On the street
I like to play basketball.
It may be child’s play, but it probably looks familiar to anyone who has spent time on a school playground.
Kids today still kick it old-school — locking down the tetherball pole before anyone else is a big deal, getting a prime foursquare location can make or break your game, and tagging a classmate to be the next “it” — cooties notwithstanding. These are all recess triumphs.
Not only are the games the same, the rules are just as stringent.
“No crossing the line. No touching the rope. No touching the pole. No rope serves,” rattles off Langston Hughes School third-grader Elizabeth Mullins as she waits patiently in line for her turn at tetherball.
“My mom played tetherball,” says Elizabeth Brouck, a third-grader also waiting in line. “And she played basketball.”
Even the fifth-graders, those older kids who may think they are too cool for school, play along.
“Like tag, those games are still around,” says Tristan Delnevo. “They’re just not played as much.”
There’s also the blacktop favorite, kickball, which seems to rule the day at Schwegler School.
“You can kick the hardest you can and run the fastest you can,” says Schwegler third-grader Luis Torres. “I only play the regular games.”
Students will also bring big games down to size.
“Right now, a lot of kids are doing something called fifth-grade Olympics,” Tristan says. “We’re just doing different little sports and just competing in them.”
While some games have spanned generations, today’s kids are getting creative on the playground, too. However, they do use some inspiration from the tried and true games.
Take “Pack Rat,” for example.
A modified version of tag, “Pack Rat” uses modern playground equipment to take the original version to new heights.
Students climb up on a jungle gym that Langston Hughes School fifth-graders have dubbed “The Dome.” Whoever is “it” has to wait 30 seconds before going after other players.
“Then they come over to the dome and try and tag everyone they could possibly tag,” says Addie Graham. “We like to invent games.”
Third-grade girls at Prairie Park School have taken a version of Marco Polo and brought it to land.
“We made up a game called ‘Don’t Wake the Tiger,’” says Tia Herrman. “There’s a tiger and he sits in the tire. You walk around and try not to make noise.”
So what happens if you awaken the striped beast?
“If the tiger wakes up, then you have to run into the spider web,” says Isabelle Luckman, referring to the school’s jungle gym.

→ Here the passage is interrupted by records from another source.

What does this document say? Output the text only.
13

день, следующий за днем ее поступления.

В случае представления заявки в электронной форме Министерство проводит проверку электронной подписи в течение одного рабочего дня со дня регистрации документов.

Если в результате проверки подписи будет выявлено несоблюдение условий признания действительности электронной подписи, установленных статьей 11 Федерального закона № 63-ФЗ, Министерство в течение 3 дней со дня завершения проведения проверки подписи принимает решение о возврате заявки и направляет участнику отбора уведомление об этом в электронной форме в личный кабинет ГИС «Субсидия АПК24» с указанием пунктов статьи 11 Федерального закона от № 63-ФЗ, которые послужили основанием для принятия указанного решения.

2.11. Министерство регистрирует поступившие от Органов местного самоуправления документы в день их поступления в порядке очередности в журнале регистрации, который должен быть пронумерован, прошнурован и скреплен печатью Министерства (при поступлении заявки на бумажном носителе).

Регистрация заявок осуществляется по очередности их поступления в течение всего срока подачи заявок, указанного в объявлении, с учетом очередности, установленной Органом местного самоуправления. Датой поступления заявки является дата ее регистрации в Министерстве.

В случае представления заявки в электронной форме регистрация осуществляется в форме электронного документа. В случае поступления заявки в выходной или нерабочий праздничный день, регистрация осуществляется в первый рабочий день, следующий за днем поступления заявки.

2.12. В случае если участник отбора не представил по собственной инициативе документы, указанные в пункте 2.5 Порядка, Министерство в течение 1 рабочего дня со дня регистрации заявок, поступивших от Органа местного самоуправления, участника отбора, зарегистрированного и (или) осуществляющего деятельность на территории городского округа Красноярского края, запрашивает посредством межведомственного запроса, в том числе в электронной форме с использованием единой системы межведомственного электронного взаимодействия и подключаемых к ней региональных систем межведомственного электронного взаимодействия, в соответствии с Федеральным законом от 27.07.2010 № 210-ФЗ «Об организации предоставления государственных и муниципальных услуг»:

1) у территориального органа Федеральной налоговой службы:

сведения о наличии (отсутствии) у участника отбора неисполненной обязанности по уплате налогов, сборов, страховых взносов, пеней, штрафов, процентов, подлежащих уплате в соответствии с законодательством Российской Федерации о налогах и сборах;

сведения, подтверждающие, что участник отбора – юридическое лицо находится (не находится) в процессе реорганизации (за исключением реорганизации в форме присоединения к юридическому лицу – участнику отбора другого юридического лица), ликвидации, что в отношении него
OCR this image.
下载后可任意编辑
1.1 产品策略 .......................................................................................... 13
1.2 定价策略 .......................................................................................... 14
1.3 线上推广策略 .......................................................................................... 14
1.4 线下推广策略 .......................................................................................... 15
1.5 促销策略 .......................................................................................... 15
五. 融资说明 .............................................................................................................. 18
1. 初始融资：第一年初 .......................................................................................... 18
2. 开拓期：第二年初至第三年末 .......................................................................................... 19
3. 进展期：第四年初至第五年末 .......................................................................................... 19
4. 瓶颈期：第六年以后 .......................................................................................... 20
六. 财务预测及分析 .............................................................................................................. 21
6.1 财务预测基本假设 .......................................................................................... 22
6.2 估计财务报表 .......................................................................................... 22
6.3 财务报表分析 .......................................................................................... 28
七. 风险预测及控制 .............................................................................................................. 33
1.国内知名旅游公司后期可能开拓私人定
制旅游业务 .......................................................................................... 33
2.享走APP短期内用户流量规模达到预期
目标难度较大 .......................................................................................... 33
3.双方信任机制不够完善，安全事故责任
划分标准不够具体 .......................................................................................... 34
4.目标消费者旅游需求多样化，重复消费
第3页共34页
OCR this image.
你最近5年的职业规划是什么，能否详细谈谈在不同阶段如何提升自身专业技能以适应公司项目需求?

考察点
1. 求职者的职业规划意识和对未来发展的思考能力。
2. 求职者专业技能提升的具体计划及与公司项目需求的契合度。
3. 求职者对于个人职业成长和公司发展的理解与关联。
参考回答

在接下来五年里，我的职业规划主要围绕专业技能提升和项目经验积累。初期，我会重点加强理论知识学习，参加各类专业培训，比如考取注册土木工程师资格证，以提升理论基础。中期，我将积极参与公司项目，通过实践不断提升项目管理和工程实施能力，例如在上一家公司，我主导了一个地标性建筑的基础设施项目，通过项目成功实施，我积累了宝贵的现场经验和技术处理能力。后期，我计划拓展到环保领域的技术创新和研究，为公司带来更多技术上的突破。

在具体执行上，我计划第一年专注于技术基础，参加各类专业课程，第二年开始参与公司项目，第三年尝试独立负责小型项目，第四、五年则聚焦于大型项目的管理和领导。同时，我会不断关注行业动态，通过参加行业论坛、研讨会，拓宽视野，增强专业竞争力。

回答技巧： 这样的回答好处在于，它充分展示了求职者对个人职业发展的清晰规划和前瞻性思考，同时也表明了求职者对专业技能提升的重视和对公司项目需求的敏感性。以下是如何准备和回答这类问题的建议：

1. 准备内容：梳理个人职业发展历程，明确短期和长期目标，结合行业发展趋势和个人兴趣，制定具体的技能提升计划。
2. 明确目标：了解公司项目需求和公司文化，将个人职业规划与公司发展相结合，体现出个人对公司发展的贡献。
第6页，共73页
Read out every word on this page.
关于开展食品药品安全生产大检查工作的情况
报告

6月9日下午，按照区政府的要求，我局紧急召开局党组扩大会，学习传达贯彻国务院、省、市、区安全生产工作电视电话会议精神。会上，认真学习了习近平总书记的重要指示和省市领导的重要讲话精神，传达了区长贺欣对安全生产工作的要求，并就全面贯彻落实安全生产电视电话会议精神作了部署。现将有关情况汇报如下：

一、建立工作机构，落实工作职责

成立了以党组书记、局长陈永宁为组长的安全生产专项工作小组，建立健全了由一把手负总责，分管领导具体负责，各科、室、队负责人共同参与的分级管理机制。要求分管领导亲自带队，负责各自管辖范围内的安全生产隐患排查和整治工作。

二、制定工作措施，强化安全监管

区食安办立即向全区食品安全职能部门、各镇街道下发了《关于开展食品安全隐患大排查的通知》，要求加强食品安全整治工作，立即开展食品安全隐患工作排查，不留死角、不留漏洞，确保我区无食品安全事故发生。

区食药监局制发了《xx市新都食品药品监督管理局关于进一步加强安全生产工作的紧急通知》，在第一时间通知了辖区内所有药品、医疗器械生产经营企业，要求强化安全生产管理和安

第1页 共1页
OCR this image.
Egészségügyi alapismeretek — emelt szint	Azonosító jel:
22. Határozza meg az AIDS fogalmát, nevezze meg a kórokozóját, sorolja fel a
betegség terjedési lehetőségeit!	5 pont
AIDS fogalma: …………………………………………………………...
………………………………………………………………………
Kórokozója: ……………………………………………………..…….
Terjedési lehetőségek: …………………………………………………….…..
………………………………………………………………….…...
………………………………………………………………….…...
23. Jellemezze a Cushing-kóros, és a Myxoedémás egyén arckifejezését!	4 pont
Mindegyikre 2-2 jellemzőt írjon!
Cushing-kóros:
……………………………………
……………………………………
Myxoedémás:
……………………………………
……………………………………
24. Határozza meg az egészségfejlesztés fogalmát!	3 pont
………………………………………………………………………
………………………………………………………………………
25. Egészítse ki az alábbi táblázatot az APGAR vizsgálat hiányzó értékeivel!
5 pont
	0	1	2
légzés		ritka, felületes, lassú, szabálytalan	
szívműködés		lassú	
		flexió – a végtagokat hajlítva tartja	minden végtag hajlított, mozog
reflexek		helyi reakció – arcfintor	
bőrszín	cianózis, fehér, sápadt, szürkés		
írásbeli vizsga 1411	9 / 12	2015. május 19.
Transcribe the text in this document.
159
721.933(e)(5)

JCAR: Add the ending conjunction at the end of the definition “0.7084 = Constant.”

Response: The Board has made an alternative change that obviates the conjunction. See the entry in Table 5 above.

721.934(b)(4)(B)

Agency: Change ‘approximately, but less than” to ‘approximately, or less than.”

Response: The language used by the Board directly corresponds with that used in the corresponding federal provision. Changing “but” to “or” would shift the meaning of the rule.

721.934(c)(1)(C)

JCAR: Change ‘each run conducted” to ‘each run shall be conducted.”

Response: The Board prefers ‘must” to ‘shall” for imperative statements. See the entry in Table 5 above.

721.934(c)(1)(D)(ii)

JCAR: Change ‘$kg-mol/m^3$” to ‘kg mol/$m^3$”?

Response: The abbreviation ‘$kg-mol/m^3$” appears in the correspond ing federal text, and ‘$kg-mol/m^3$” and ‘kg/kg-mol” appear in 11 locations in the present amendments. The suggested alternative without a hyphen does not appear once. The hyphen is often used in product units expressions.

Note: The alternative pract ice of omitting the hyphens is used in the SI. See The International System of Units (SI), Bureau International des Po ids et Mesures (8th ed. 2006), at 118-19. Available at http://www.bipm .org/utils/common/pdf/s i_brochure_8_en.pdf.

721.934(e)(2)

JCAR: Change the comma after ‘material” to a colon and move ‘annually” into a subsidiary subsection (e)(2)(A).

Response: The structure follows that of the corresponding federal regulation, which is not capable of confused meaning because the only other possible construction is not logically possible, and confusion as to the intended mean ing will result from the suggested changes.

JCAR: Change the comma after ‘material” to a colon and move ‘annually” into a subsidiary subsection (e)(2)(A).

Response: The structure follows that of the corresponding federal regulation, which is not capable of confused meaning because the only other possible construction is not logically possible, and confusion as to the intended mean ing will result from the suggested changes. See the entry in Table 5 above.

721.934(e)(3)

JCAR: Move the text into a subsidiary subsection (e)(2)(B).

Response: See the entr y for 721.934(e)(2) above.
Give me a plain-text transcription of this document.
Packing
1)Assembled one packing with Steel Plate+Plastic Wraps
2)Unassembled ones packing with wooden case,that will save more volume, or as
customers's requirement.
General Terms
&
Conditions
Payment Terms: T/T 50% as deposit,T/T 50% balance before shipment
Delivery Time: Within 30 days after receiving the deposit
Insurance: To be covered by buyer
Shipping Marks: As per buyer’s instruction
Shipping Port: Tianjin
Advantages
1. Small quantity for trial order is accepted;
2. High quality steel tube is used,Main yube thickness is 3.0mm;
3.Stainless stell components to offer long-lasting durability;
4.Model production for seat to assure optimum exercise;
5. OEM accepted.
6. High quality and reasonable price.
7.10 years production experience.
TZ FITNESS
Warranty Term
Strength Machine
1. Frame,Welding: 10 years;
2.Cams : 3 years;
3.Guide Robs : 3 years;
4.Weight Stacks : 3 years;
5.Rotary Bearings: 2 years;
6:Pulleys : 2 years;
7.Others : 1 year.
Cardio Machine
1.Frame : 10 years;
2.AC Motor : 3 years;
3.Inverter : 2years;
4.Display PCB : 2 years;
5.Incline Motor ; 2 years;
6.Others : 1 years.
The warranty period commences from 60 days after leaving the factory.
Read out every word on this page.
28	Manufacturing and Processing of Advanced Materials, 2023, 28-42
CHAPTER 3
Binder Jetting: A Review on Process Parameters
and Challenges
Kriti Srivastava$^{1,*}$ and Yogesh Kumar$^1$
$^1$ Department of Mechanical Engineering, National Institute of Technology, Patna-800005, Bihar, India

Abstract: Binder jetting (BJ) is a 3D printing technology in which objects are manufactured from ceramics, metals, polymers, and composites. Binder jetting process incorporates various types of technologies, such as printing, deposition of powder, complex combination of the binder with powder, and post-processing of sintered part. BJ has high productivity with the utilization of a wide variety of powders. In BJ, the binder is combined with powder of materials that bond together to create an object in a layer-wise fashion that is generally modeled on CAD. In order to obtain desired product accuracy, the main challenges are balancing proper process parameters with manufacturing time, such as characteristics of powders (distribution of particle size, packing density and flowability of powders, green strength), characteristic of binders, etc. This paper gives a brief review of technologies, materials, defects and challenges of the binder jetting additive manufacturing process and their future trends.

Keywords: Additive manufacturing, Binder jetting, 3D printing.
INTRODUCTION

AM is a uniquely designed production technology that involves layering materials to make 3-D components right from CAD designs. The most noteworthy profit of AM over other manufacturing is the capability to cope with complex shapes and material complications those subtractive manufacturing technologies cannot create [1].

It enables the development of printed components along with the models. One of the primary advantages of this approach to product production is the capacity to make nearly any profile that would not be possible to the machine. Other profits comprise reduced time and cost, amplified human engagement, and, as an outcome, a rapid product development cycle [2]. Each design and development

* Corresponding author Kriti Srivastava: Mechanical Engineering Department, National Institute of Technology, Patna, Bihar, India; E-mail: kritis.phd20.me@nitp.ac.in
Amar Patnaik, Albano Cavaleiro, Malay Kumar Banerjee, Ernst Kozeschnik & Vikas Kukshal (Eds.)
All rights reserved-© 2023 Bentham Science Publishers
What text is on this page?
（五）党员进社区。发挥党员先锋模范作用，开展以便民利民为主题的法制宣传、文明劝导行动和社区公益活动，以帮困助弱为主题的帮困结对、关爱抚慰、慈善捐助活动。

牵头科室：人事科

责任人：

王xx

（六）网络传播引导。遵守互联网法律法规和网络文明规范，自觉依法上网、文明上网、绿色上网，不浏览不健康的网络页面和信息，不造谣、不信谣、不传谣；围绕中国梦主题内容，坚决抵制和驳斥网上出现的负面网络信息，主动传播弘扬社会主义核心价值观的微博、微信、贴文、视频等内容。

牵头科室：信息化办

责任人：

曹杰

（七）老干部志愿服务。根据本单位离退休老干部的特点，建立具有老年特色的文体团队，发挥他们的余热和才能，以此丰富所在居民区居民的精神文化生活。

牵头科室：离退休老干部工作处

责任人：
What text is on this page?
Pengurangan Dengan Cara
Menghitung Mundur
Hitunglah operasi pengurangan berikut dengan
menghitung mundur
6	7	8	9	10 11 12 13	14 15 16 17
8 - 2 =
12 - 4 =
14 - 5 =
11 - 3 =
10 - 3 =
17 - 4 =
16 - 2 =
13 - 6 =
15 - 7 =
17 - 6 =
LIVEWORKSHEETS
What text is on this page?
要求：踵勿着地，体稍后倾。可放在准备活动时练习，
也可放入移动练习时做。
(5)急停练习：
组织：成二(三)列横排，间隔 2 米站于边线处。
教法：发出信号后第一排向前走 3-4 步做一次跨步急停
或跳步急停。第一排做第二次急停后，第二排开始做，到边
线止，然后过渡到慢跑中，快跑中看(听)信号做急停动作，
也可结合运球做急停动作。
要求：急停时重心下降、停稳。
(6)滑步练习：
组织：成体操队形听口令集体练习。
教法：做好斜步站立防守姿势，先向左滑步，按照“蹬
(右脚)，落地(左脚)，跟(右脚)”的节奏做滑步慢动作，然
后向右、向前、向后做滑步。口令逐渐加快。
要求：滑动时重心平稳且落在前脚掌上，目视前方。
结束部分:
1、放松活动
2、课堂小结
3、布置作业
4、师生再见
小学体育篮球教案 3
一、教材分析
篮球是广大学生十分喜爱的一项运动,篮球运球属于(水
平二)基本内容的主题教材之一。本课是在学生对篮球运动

And, of course, there’s always some role playing to do, whether it’s trying to outdo your playground pal pretending to be Superman or acting like your favorite animal.
A playground united
Gone are the days of cootie shots and boys and girls running to opposite sides of the field when the bell rings. It’s all inclusive during recess.
Well, mostly. It depends on who you ask.
“We like to chase the boys around the playground and play tag,” Isabelle says.
But the boys at Prairie Park aren’t exactly as excited about the prospect of getting chased by adorable little girls.
“For us, it’s not (fun),” says Mason Phelps, a third-grader. “They always win.”
At Schwegler School, the fun and games will cross gender lines.
“Boys and girls play the same thing,” Luis says.
Time on the playground during recess is the one part of the day kids can mingle and get out their energy.
“It’s usually the only time we get to get together with friends that aren’t in your class,” says Prairie Park third-grader Riley Turpin.
Sometimes the kids see recess as a time to get a mini-workout.
“It makes your body more active,” says Elizabeth Brouck.
But those healthy life lessons aren’t the main motivation for kids to show that they got game.
“You don’t have to be in a school and learn,” says Elizabeth Mullins. “You just get to go out and play.”